Tes premières années se sont déroulées sans incident majeur. Tes parents essayaient sans doute encore de se convaincre qu'ils pouvaient former une famille, malgré les regrets et la rancune qui s'accumulaient sous la surface. Dès le plus jeune âge, on t'a fait comprendre que ton besoin d'attention et d'affection était un désagrément, alors tu as vite appris à rester discret. Il était inutile de demander à ta mère ou à ton père de te prendre dans leurs bras ou de venir jouer avec toi, car tu aurais reçu la même réponse, encore et encore : « Je n'ai pas le temps pour ça.
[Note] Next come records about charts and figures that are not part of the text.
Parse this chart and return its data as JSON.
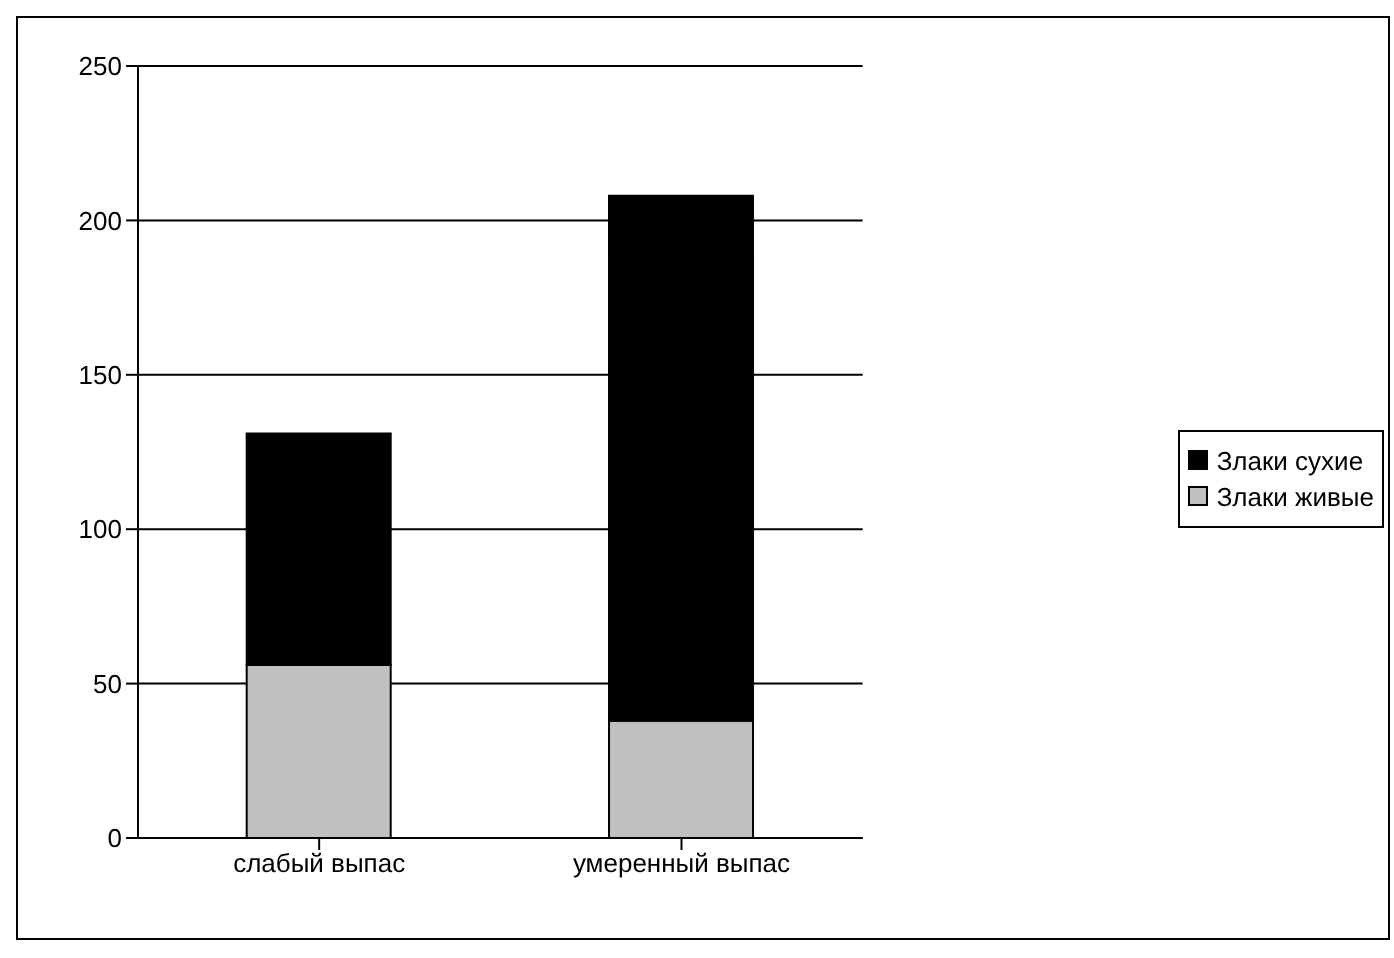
{
  "chart_data": {
    "type": "bar",
    "stacked": true,
    "categories": [
      "слабый выпас",
      "умеренный выпас"
    ],
    "series": [
      {
        "name": "Злаки живые",
        "color": "#c0c0c0",
        "values": [
          56,
          38
        ]
      },
      {
        "name": "Злаки сухие",
        "color": "#000000",
        "values": [
          75,
          170
        ]
      }
    ],
    "ylim": [
      0,
      250
    ],
    "yticks": [
      0,
      50,
      100,
      150,
      200,
      250
    ],
    "grid": "y",
    "legend": "right"
  }
}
Débrouille-toi un peu tout seul, Mateo ». C'est donc ce que tu as fait.

Les distractions n'étaient pas bien nombreuses chez toi. Il n'y avait pas de télévision ni une grande quantité de jouets, contrairement aux maisons de tes camarades d'école. C'est probablement dans la cour de récré, en les entendant parler de tout ce que leurs parents leur offraient, que tout a débuté. Et je ne parle pas seulement des biens matériels, mais également des marques d'affection dont tu pouvais seulement rêver. Oui, c'est en commençant l'école que tu as réalisé que les cartes n'étaient pas distribuées de manière égale dans la vie. Je ne sais pas si tu comprenais réellement tout ce que cela impliquait à cet âge-là, mais je suis persuadé que la colère était déjà là, quelque part. Les gens aiment penser que les enfants sont purs et innocents, et c'est certainement vrai... jusqu'à un certain point. Le ressentiment peut fonctionner dans les deux sens et tu l'as appris bien assez tôt.
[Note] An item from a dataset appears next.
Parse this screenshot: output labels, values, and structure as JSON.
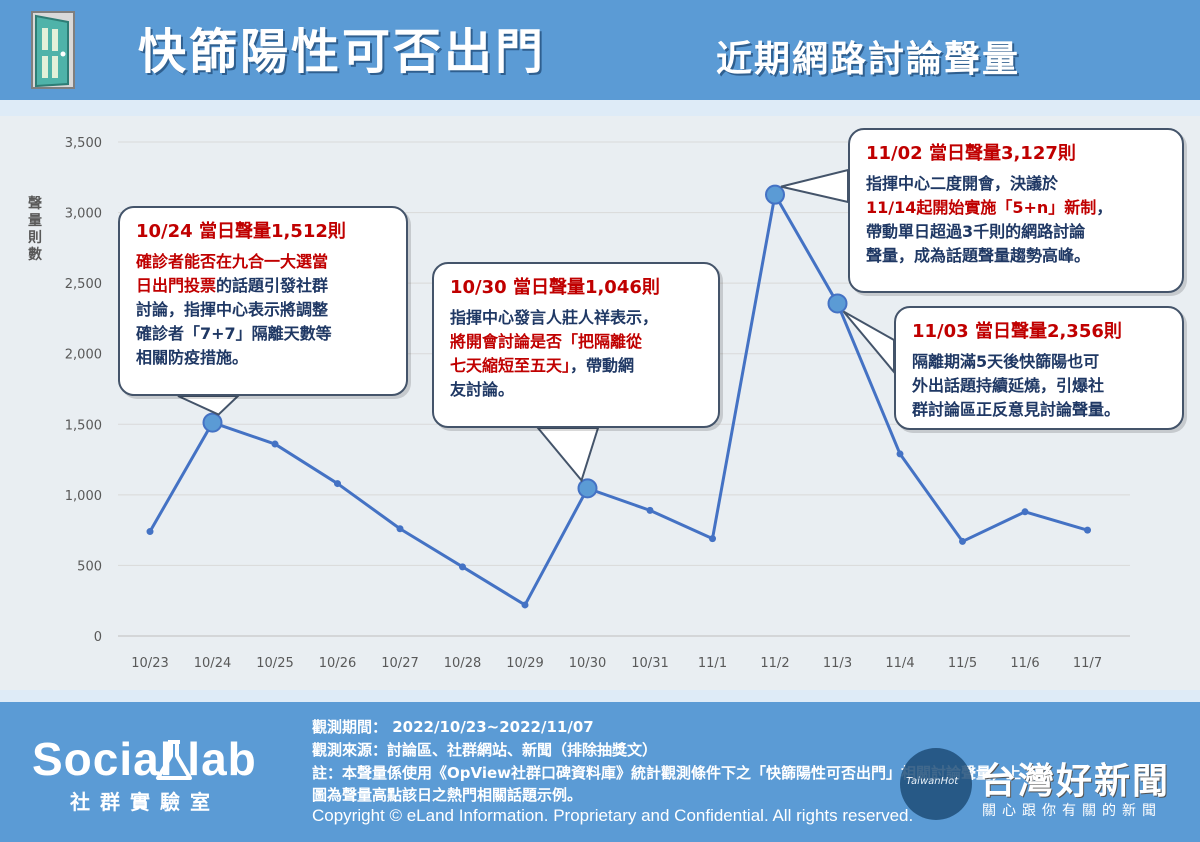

Heureusement, tu as su dénicher un refuge capable de te faire oublier ce genre de sentiments négatifs. Un jour, en rentrant à la maison après l'école, tu es tombé sur une boîte en forme de maisonnette en bois au milieu du parc. À l'intérieur, il y avait des dizaines de livres, tous dans des états différents. Certains avaient l'air tout droit sortis de la librairie, tandis que d'autres avaient été lus tellement de fois qu'ils ne tenaient plus qu'à un fil. C'est ceux-là qui ont immédiatement attiré ton attention. Avec le recul, j'imagine qu'on peut y voir une sorte de métaphore. Les livres les plus usés ne ressemblaient pas aux autres et c'est pour ça qu'ils étaient relégués à l'étagère du bas, car il est facile de présumer que personne ne voudrait d'eux. Un peu comme toi. En réalité, tu t'es sûrement dit que si ce roman avait été lu autant de fois, c'est qu'il devait être sacrément intéressant. Alors tu as choisi le livre le plus abîmé de la maisonnette et tu l'as ramené avec toi à la maison.